March 8 and March 14 lawmakers have failed during two rounds of talks this week to narrow the gap over a hybrid parliamentary election law amid a warning by Kataeb MP Sami Gemayel of attempts to endorse an electoral formula worse than the controversial 1960 legislation.
On Thursday, the March 14 coalition reiterated its demand for a neutral Cabinet to supervise the upcoming parliamentary round, vowing not to join a government that includes Hezbollah representatives.
“The March 14 coalition will not participate in a government in which Hezbollah is represented. There is no alternative to a neutral Cabinet, or a government whose members are not running in the elections and do not belong to political parties,” a senior March 14 source told The Daily Star.
The source said he expected efforts toward preparing the first Cabinet lineup by Prime Minister-designate Tammam Salam to be crystallized by next weekend. He rejected any link between the Cabinet formation and the approval of a new electoral law as demanded by the Hezbollah-led March 8 parties.
In an apparent response to Free Patriotic Movement leader Michel Aoun, who insists on seeing his party retain the Energy and Telecommunications Ministries, the March 14 source said the key portfolios of Defense, Interior, Finance, Foreign Affairs, Justice, Energy and Telecommunications should be rotated among the country’s major sects.

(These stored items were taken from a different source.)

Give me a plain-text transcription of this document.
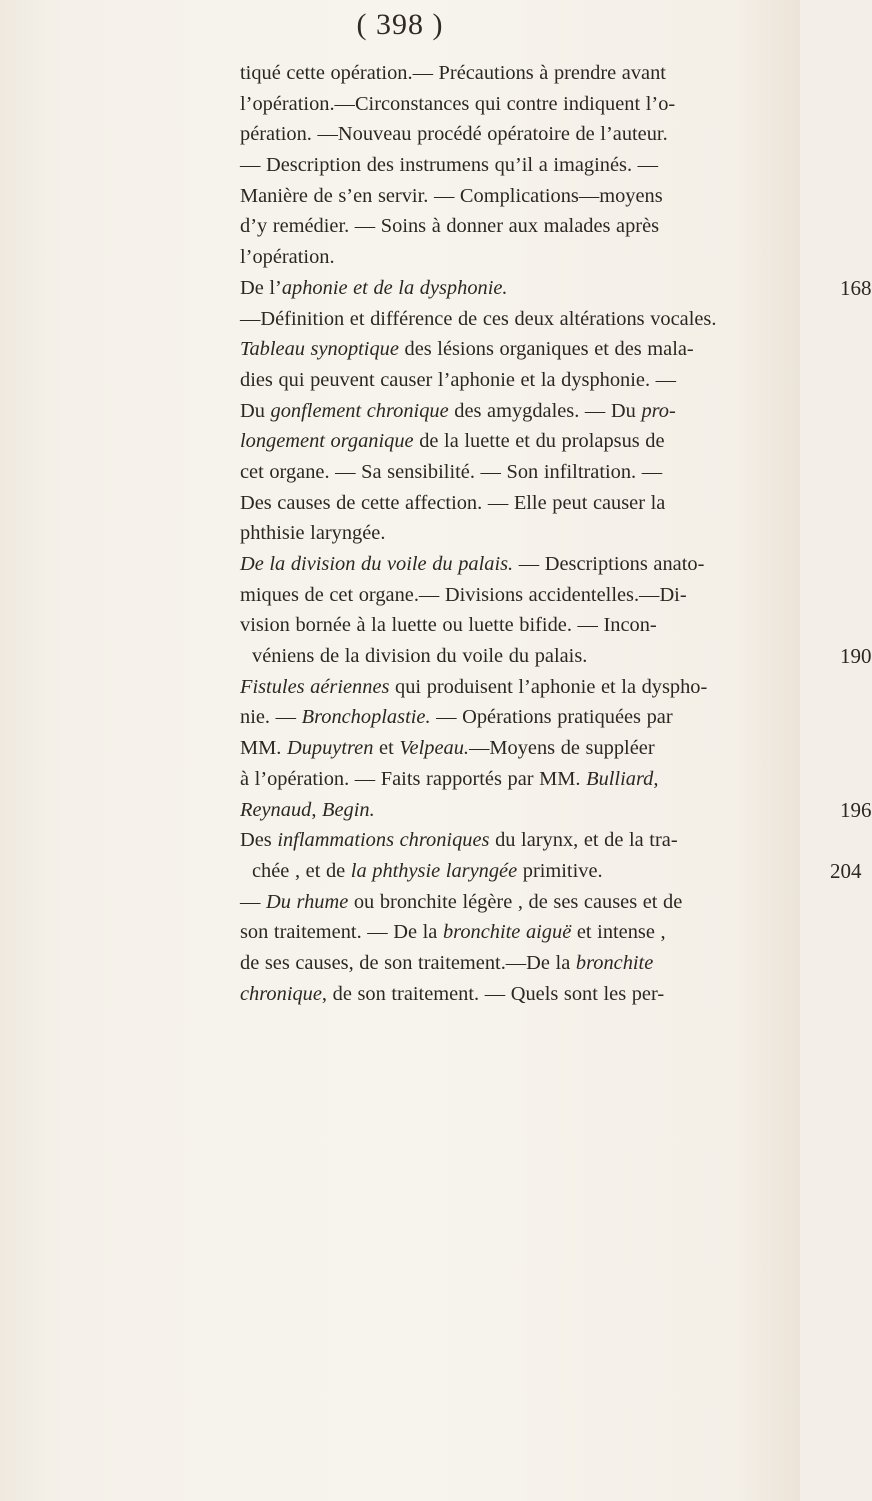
( 398 )
tiqué cette opération.— Précautions à prendre avant
l’opération.—Circonstances qui contre indiquent l’o-
pération. —Nouveau procédé opératoire de l’auteur.
— Description des instrumens qu’il a imaginés. —
Manière de s’en servir. — Complications—moyens
d’y remédier. — Soins à donner aux malades après
l’opération.
De l’aphonie et de la dysphonie.	168
—Définition et différence de ces deux altérations vocales.
Tableau synoptique des lésions organiques et des mala-
dies qui peuvent causer l’aphonie et la dysphonie. —
Du gonflement chronique des amygdales. — Du pro-
longement organique de la luette et du prolapsus de
cet organe. — Sa sensibilité. — Son infiltration. —
Des causes de cette affection. — Elle peut causer la
phthisie laryngée.
De la division du voile du palais. — Descriptions anato-
miques de cet organe.— Divisions accidentelles.—Di-
vision bornée à la luette ou luette bifide. — Incon-
véniens de la division du voile du palais.	190
Fistules aériennes qui produisent l’aphonie et la dyspho-
nie. — Bronchoplastie. — Opérations pratiquées par
MM. Dupuytren et Velpeau.—Moyens de suppléer
à l’opération. — Faits rapportés par MM. Bulliard,
Reynaud, Begin.	196
Des inflammations chroniques du larynx, et de la tra-
chée , et de la phthysie laryngée primitive.	204
— Du rhume ou bronchite légère , de ses causes et de
son traitement. — De la bronchite aiguë et intense ,
de ses causes, de son traitement.—De la bronchite
chronique, de son traitement. — Quels sont les per-
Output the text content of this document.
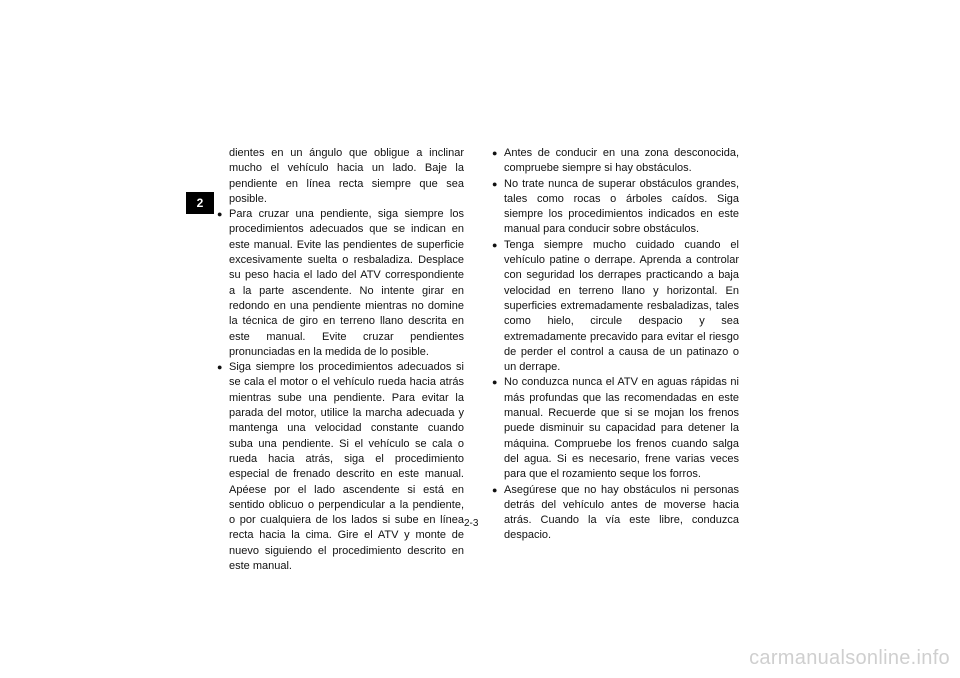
2

dientes en un ángulo que obligue a inclinar mucho el vehículo hacia un lado. Baje la pendiente en línea recta siempre que sea posible.

● Para cruzar una pendiente, siga siempre los procedimientos adecuados que se indican en este manual. Evite las pendientes de superficie excesivamente suelta o resbaladiza. Desplace su peso hacia el lado del ATV correspondiente a la parte ascendente. No intente girar en redondo en una pendiente mientras no domine la técnica de giro en terreno llano descrita en este manual. Evite cruzar pendientes pronunciadas en la medida de lo posible.

● Siga siempre los procedimientos adecuados si se cala el motor o el vehículo rueda hacia atrás mientras sube una pendiente. Para evitar la parada del motor, utilice la marcha adecuada y mantenga una velocidad constante cuando suba una pendiente. Si el vehículo se cala o rueda hacia atrás, siga el procedimiento especial de frenado descrito en este manual. Apéese por el lado ascendente si está en sentido oblicuo o perpendicular a la pendiente, o por cualquiera de los lados si sube en línea recta hacia la cima. Gire el ATV y monte de nuevo siguiendo el procedimiento descrito en este manual.

● Antes de conducir en una zona desconocida, compruebe siempre si hay obstáculos.

● No trate nunca de superar obstáculos grandes, tales como rocas o árboles caídos. Siga siempre los procedimientos indicados en este manual para conducir sobre obstáculos.

● Tenga siempre mucho cuidado cuando el vehículo patine o derrape. Aprenda a controlar con seguridad los derrapes practicando a baja velocidad en terreno llano y horizontal. En superficies extremadamente resbaladizas, tales como hielo, circule despacio y sea extremadamente precavido para evitar el riesgo de perder el control a causa de un patinazo o un derrape.

● No conduzca nunca el ATV en aguas rápidas ni más profundas que las recomendadas en este manual. Recuerde que si se mojan los frenos puede disminuir su capacidad para detener la máquina. Compruebe los frenos cuando salga del agua. Si es necesario, frene varias veces para que el rozamiento seque los forros.

● Asegúrese que no hay obstáculos ni personas detrás del vehículo antes de moverse hacia atrás. Cuando la vía este libre, conduzca despacio.

2-3
carmanualsonline.info
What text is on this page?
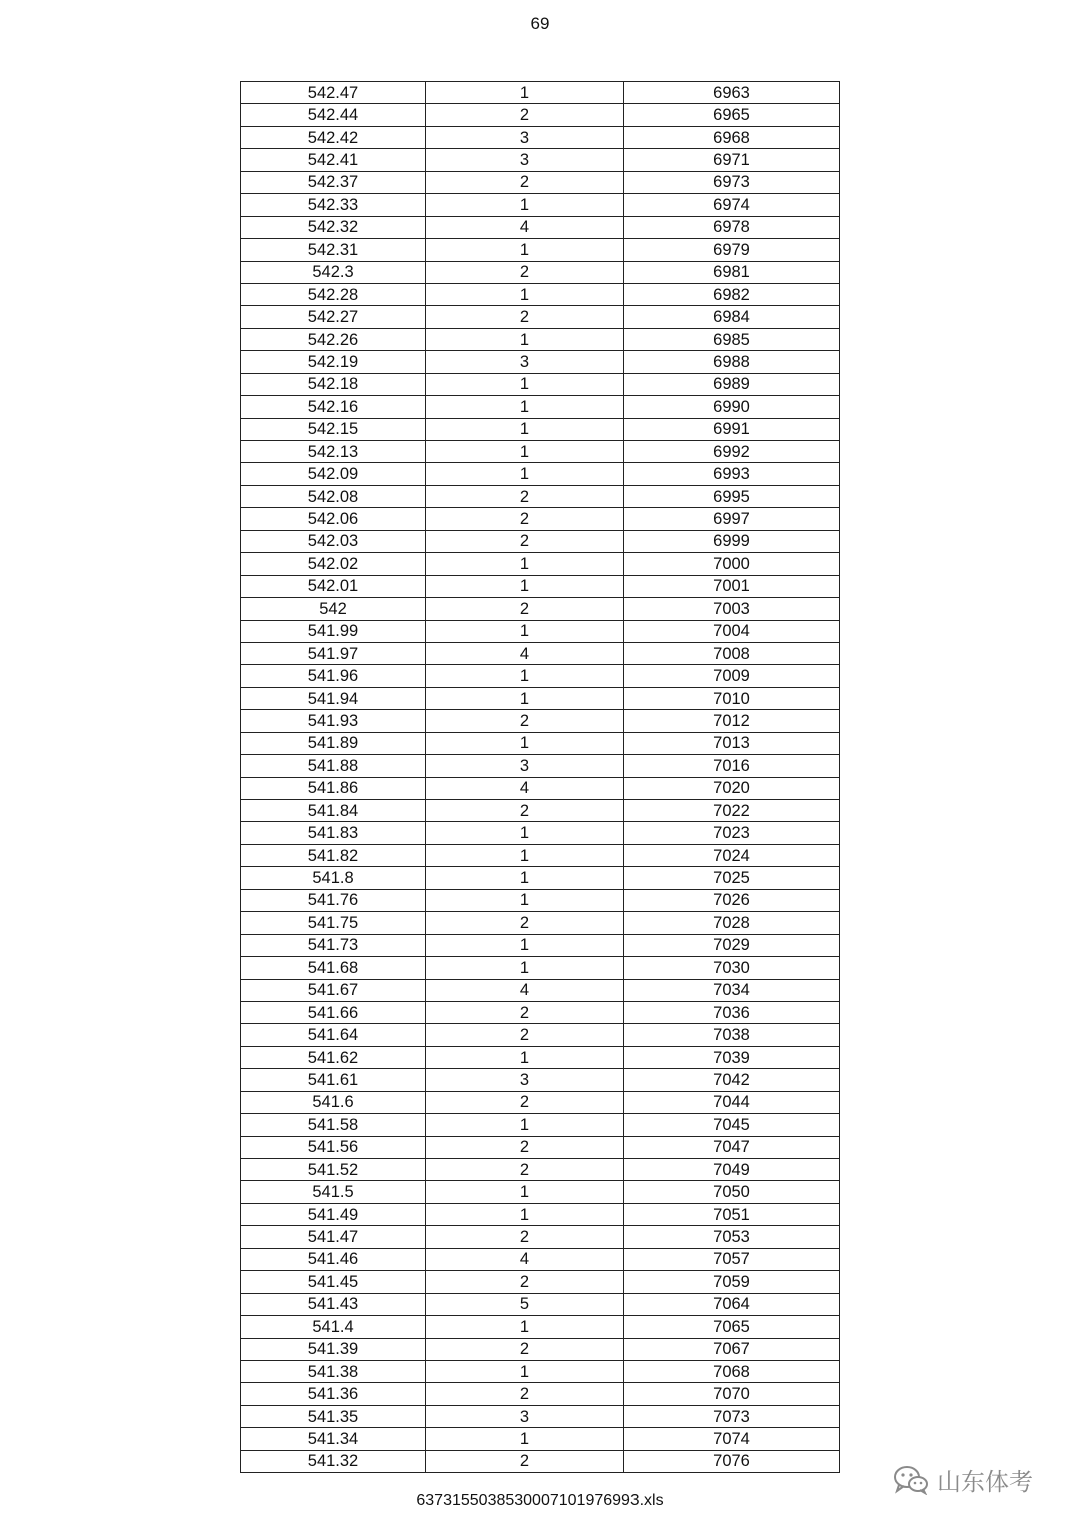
69
542.47	1	6963
542.44	2	6965
542.42	3	6968
542.41	3	6971
542.37	2	6973
542.33	1	6974
542.32	4	6978
542.31	1	6979
542.3	2	6981
542.28	1	6982
542.27	2	6984
542.26	1	6985
542.19	3	6988
542.18	1	6989
542.16	1	6990
542.15	1	6991
542.13	1	6992
542.09	1	6993
542.08	2	6995
542.06	2	6997
542.03	2	6999
542.02	1	7000
542.01	1	7001
542	2	7003
541.99	1	7004
541.97	4	7008
541.96	1	7009
541.94	1	7010
541.93	2	7012
541.89	1	7013
541.88	3	7016
541.86	4	7020
541.84	2	7022
541.83	1	7023
541.82	1	7024
541.8	1	7025
541.76	1	7026
541.75	2	7028
541.73	1	7029
541.68	1	7030
541.67	4	7034
541.66	2	7036
541.64	2	7038
541.62	1	7039
541.61	3	7042
541.6	2	7044
541.58	1	7045
541.56	2	7047
541.52	2	7049
541.5	1	7050
541.49	1	7051
541.47	2	7053
541.46	4	7057
541.45	2	7059
541.43	5	7064
541.4	1	7065
541.39	2	7067
541.38	1	7068
541.36	2	7070
541.35	3	7073
541.34	1	7074
541.32	2	7076
637315503853000710197699З.xls
山东体考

The March 8 camp’s demand for a national unity or political government is at odds with the March 14 call for a neutral Cabinet or a government of technocrats to oversee the elections, scheduled in June.
President Michel Sleiman underlined the need for Parliament to approve an electoral law that is committed to sectarian coexistence and ensuring equal power sharing between Christians and Muslims.
Speaking at a ceremony at Saint Joseph University, Sleiman said he hoped that Parliament would endorse an electoral law that ensures fair representation for women, and give 18-year-olds the right to vote and 21-year-olds the right to run in the elections. His remarks came a few hours after March 8 and March 14 lawmakers decided to meet again next Tuesday after failing to make any breakthrough during the meeting, the second this week, to reach a consensus on a hybrid vote formula. The lawmakers are members of a parliamentary subcommittee tasked with devising a new electoral law to replace the 1960 system.
Lebanese Forces MP George Adwan handed subcommittee members a table outlining a hybrid vote proposal, to receive their input.
Speaking to reporters after the meeting, Western Bekaa Valley MP Robert Ghanem, the chair of the subcommittee, said the lawmakers, representing Speaker Nabih Berri’s Amal Movement, the LF, the Kataeb Party, Hezbollah, the FPM, MP Walid Jumblatt’s Progressive Socialist Party and the Tashnag Party, continued their discussions in an attempt to reach “a common ground” on an electoral law.
“Our colleague George Adwan presented a practical plan to reconcile viewpoints and distributed a table based on Speaker Nabih Berri’s [hybrid vote] proposal so that each MP may write what they agree or disagree to, and make reservations,” Ghanem said. He added that the table would be discussed at next Tuesday’s session in order to finalize the electoral law issue with a consensus.
Adwan commented that Berri’s hybrid law proposal, which calls for 50 percent of the lawmakers to be elected via proportional representation and the other half on a winner-takes-all system, was the basis of any agreement because no other proposal had received near unanimous support.
However, parliamentary sources in Aoun’s parliamentary bloc voiced fears that the LF was trying to depart from the Orthodox Gathering’s electoral proposal by adopting Berri’s hybrid vote proposal, which had been taken off the table.
The sources said there were worries about a consensus among Berri’s bloc, the Future bloc, the LF and Jumblatt over a hybrid formula with some amendments in electoral districts to placate the concerns of the Future bloc and the PSP chief.
Gemayel, who had said that the hybrid law did not ensure fair representation, sounded the alarm over what he said were attempts to pass a law worse than the 1960 law.
“I don’t have any intention to obstruct anything and my opposition will be civilized and democratic. But I feel that a plan is being cooked up somewhere to approve a law that will take us back to what is worse than the 1960 law,” Gemayel, a subcommittee member, told reporters after the meeting in Parliament.
He said his party was against adopting the qada as an electoral district under a winner-takes-all system, which is the basis of the 1960 legislation, or larger constituencies under proportional representation.
Hezbollah MP Ali Fayyad, a subcommittee member, said his party would agree to any electoral proposal that could secure “a Christian consensus.”